Score decomposition would have shown MCB trending upward from early 2023. The recalibration could have been done in any quarterly cycle. Instead, many firms ended up doing emergency rate corrections late in the cycle.
The governance argument
FCA Consumer Duty requires that pricing decisions are fair and based on up-to-date risk assessment. A miscalibrated model — one systematically underpricing or overpricing relative to current claims experience — is not producing outcomes consistent with fair value, even if its discrimination is intact.
MCB has a direct link to fair value in a way that Gini does not. A model with MCB significantly greater than zero is charging the wrong prices. DSC degradation is a warning about future model relevance. Both matter, and they matter for different reasons.
The practical ask: add two numbers to the quarterly monitoring pack. MCB with its p-value and trend. DSC with its p-value and trend. Keep the Gini if the committee likes it — it is a useful intuition check. But stop treating a stable Gini as evidence that the model is performing well. It is evidence of one thing only, and calibration is not it.
A note on HAC standard errors
Insurance monitoring data is correlated. Claims from the same quarter share common macro shocks — the same spell of winter weather, the same claims inflation trend, the same batch of solicitor-driven PI claims. Standard OLS residuals would understate uncertainty, producing MCB p-values that are too small and trigger false alarms.
ScoreDecompositionTest uses Newey-West (Bartlett kernel) HAC standard errors, which correct for temporal autocorrelation. The lag order defaults to $\lfloor 4(n/100)^{2/9} \rfloor$ — roughly 7 lags for a 20,000-policy quarterly window. For books with strong annual seasonality (a boat insurer, a flood-exposed home book), override with hac_lags=12 to absorb calendar-year cyclicality.

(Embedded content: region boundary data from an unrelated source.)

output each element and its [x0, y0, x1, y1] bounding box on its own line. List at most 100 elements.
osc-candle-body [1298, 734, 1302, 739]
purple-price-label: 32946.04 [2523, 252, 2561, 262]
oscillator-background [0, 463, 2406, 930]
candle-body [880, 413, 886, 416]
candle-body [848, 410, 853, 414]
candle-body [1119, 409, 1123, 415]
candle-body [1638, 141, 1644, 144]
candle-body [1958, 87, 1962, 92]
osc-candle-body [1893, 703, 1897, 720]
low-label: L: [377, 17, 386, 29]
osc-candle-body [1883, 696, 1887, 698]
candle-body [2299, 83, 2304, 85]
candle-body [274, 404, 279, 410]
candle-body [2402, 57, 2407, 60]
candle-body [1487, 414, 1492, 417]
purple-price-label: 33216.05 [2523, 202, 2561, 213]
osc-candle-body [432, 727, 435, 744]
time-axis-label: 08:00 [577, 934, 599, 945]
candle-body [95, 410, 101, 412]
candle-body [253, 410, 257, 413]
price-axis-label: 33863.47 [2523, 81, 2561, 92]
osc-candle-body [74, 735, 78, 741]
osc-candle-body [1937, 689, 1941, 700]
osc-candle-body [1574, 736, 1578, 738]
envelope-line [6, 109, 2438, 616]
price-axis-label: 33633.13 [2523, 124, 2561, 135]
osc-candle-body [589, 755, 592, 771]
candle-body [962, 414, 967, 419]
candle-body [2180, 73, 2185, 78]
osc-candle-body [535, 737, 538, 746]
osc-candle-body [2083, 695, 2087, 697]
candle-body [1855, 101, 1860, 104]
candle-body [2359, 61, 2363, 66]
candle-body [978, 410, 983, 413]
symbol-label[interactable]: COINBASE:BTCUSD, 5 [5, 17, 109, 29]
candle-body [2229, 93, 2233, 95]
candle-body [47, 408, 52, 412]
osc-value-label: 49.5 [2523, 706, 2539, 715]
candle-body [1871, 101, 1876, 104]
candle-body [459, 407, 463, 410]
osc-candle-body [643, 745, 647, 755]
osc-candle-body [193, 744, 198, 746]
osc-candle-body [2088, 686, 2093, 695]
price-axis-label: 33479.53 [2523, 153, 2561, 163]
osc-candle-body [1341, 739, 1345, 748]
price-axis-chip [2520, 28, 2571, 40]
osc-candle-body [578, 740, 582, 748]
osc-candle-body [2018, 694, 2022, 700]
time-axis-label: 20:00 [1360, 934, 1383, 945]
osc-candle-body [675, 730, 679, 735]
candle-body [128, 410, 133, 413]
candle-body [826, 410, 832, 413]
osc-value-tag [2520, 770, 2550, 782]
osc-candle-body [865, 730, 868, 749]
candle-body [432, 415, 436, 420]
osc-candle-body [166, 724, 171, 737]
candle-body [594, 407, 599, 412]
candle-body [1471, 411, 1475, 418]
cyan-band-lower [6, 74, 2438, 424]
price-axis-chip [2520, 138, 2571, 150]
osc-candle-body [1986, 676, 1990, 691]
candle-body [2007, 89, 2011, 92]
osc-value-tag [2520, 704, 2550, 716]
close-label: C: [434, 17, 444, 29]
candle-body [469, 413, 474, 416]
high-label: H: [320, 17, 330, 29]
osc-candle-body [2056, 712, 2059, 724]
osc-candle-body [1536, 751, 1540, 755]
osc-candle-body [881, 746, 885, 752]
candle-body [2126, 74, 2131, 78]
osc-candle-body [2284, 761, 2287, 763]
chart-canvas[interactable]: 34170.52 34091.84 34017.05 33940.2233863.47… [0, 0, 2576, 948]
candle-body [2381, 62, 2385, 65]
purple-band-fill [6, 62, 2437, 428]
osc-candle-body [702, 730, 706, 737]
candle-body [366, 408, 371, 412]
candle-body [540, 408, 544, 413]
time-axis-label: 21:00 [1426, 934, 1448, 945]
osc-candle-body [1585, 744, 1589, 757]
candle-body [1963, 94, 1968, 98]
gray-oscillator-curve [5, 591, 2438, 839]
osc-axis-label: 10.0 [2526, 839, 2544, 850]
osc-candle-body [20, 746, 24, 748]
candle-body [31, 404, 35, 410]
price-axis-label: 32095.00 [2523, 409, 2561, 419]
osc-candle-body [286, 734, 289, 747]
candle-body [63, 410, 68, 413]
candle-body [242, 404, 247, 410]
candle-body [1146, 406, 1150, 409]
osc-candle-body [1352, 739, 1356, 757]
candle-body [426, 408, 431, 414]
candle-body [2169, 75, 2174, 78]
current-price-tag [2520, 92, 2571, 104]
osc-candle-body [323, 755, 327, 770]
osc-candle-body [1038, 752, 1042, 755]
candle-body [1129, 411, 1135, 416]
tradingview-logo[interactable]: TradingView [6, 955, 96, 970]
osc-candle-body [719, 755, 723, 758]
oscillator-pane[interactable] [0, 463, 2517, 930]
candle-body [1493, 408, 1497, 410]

The HAC correction matters most precisely when you most want to trust the p-value: in a monitoring window shortly after a macro event, when you are trying to determine whether a jump in MCB is real or statistical noise.
Score decomposition for insurance model monitoring is based on Dimitriadis, T. & Puke, M. (2026), “Statistical Inference for Score Decompositions”, arXiv:2603.04275. The R reference implementation is marius-cp/SDI. The ScoreDecompositionTest class is in insurance-monitoring (v1.2.0+) at insurance_monitoring.calibration.